よくよく見なければ、草原や闇に紛れてしまう。

光の花に比べて、あまりにも存在感が薄かった。

そのため、光の珠が草原に浮きあがるように見えている。



「なるほど・・・・」



次は色とりどりの光の花、その色の種類を確認してみた。


目の前で、じっくり観察した光の花は赤い色。

若干、朱色っぽいようなオレンジ寄りの優しい赤色だ。

赤いのに派手ではなく、やわらかい印象があった。


隣に目を転じると、紫の花が目に入る。

明るい色の花の中でも、しっかりとその落ち着いた存在感を主張している。


その他に色は3つあった。

青い光。

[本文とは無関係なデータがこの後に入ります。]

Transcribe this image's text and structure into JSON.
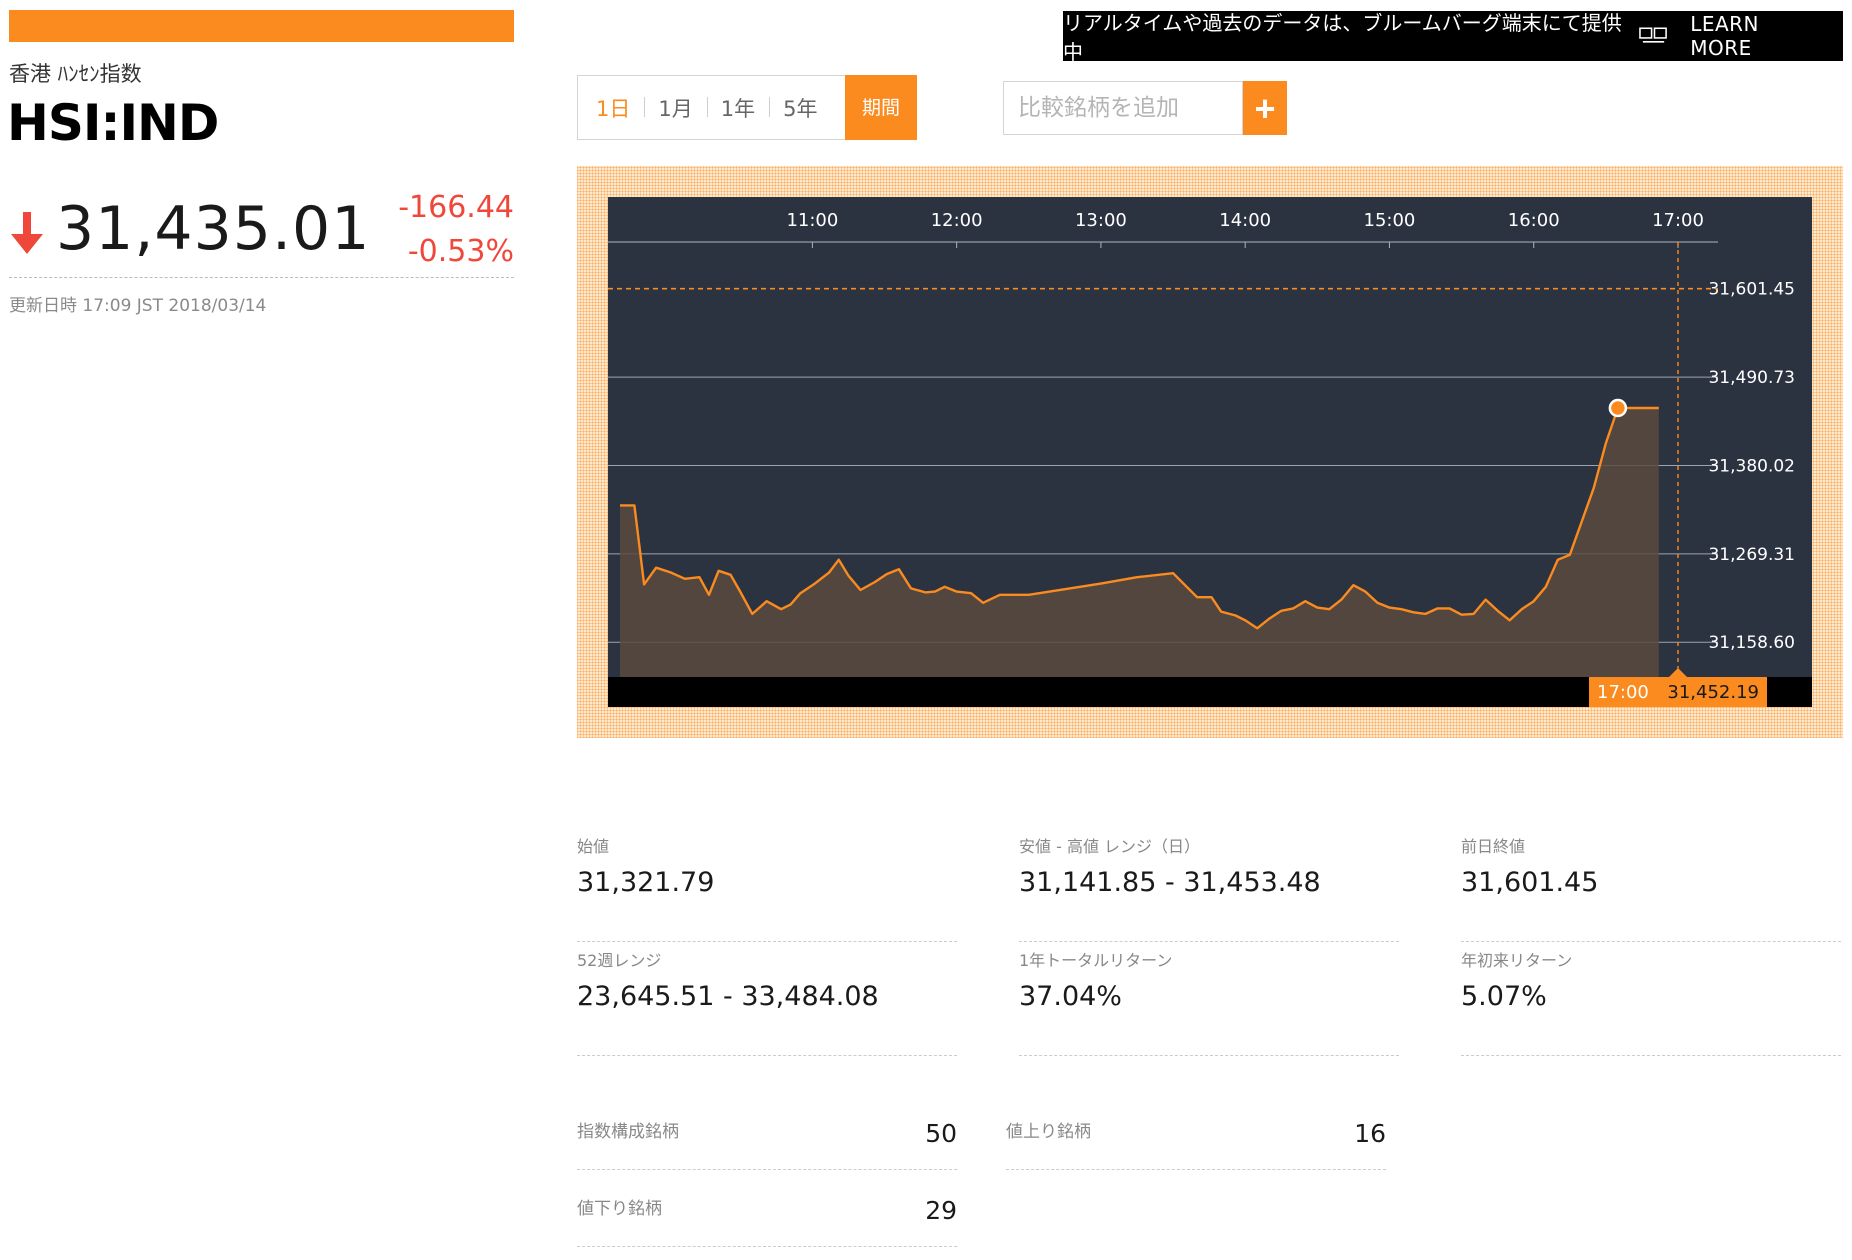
{
  "quote": {
    "name": "香港 ﾊﾝｾﾝ指数",
    "ticker": "HSI:IND",
    "price": "31,435.01",
    "change_abs": "-166.44",
    "change_pct": "-0.53%",
    "updated": "更新日時 17:09 JST 2018/03/14",
    "direction_icon": "down-arrow-icon",
    "accent_color": "#fb8b1e",
    "negative_color": "#f0473b"
  },
  "banner": {
    "text": "リアルタイムや過去のデータは、ブルームバーグ端末にて提供中",
    "icon": "terminal-icon",
    "learn_more": "LEARN MORE"
  },
  "tabs": [
    {
      "label": "1日",
      "active": true
    },
    {
      "label": "1月",
      "active": false
    },
    {
      "label": "1年",
      "active": false
    },
    {
      "label": "5年",
      "active": false
    },
    {
      "label": "期間",
      "active": false
    }
  ],
  "compare": {
    "placeholder": "比較銘柄を追加",
    "add_label": "+"
  },
  "chart_data": {
    "type": "area",
    "x_ticks": [
      "11:00",
      "12:00",
      "13:00",
      "14:00",
      "15:00",
      "16:00",
      "17:00"
    ],
    "y_ticks": [
      "31,601.45",
      "31,490.73",
      "31,380.02",
      "31,269.31",
      "31,158.60"
    ],
    "y_tick_values": [
      31601.45,
      31490.73,
      31380.02,
      31269.31,
      31158.6
    ],
    "ylim": [
      31115,
      31660
    ],
    "x_range_minutes": [
      575,
      1020
    ],
    "reference_line": 31601.45,
    "last_point": {
      "time": "17:00",
      "value": "31,452.19"
    },
    "series": [
      {
        "time_minutes": [
          580,
          586,
          590,
          595,
          601,
          607,
          613,
          617,
          621,
          626,
          630,
          635,
          641,
          647,
          651,
          655,
          661,
          667,
          671,
          675,
          680,
          686,
          691,
          696,
          701,
          707,
          711,
          715,
          720,
          726,
          731,
          738,
          750,
          765,
          780,
          795,
          810,
          820,
          826,
          830,
          836,
          840,
          845,
          850,
          855,
          860,
          865,
          870,
          875,
          880,
          885,
          890,
          895,
          900,
          905,
          910,
          915,
          920,
          925,
          930,
          935,
          940,
          945,
          950,
          955,
          960,
          965,
          970,
          975,
          980,
          985,
          990,
          995,
          1000,
          1005,
          1012
        ],
        "values": [
          31330,
          31330,
          31231,
          31252,
          31246,
          31238,
          31240,
          31218,
          31248,
          31243,
          31222,
          31194,
          31210,
          31200,
          31206,
          31220,
          31232,
          31246,
          31262,
          31242,
          31224,
          31234,
          31244,
          31250,
          31226,
          31221,
          31222,
          31228,
          31222,
          31220,
          31208,
          31218,
          31218,
          31225,
          31232,
          31240,
          31245,
          31215,
          31215,
          31197,
          31192,
          31186,
          31176,
          31188,
          31198,
          31201,
          31210,
          31202,
          31200,
          31212,
          31230,
          31222,
          31208,
          31202,
          31200,
          31196,
          31194,
          31201,
          31201,
          31193,
          31194,
          31212,
          31198,
          31186,
          31200,
          31210,
          31228,
          31262,
          31268,
          31310,
          31352,
          31408,
          31452,
          31452,
          31452,
          31452
        ]
      }
    ]
  },
  "stats": [
    {
      "label": "始値",
      "value": "31,321.79"
    },
    {
      "label": "安値 - 高値 レンジ（日）",
      "value": "31,141.85 - 31,453.48"
    },
    {
      "label": "前日終値",
      "value": "31,601.45"
    },
    {
      "label": "52週レンジ",
      "value": "23,645.51 - 33,484.08"
    },
    {
      "label": "1年トータルリターン",
      "value": "37.04%"
    },
    {
      "label": "年初来リターン",
      "value": "5.07%"
    }
  ],
  "counts": [
    {
      "label": "指数構成銘柄",
      "value": "50"
    },
    {
      "label": "値上り銘柄",
      "value": "16"
    },
    {
      "label": "値下り銘柄",
      "value": "29"
    }
  ]
}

すこし水色よりの明るい青。

白い光。蛍光灯というよりは、白熱球のような暖かな白っぽい光。

黄色い光。黄色を若干渋くしたゴールドに光る花。


色は全部で5色を数えた。

どれも赤い花と同じように、花の中心が一番鮮やかで光が強い。

外側に近づくにつれ光が弱くなっている。

色の違いはあれども、全体的にふんわりとしたやわらかい光り方だった。


花の大きさもチェックしてみる。

結論として、まちまちだった。

さっき観察した赤い花のような10㎝未満の花が一番大きい方に入る。

小さいものなら5㎝あるかないか。

蕾はなく、全ての光の花が満開に見えた。

色が左右する大きさの傾向はないようだった。

大きく光る赤い花もあれば、同じ赤でも小さいものもある。



高さは一番高いもので、男の腰に届かないぐらい。

低いもので腰から30㎝ほど下あたりだろうか。



「なんかおもしろいな・・・・・」



飽きることがなかった。

次から次へと目を奪われる。

ぐるぐると歩き回り、中腰になり、しゃがみ込んだ。

実に楽しいお花見だ。

色とりどりの幻想的な花のイルミネーションを満喫していた。


男を歓迎するかのように、空には5つも月が浮かび、地上では見たこともない光の花が咲いている。

大変に豪華なラインナップ。

贅沢で幻想的な光景が男の孤独を忘れさせていた。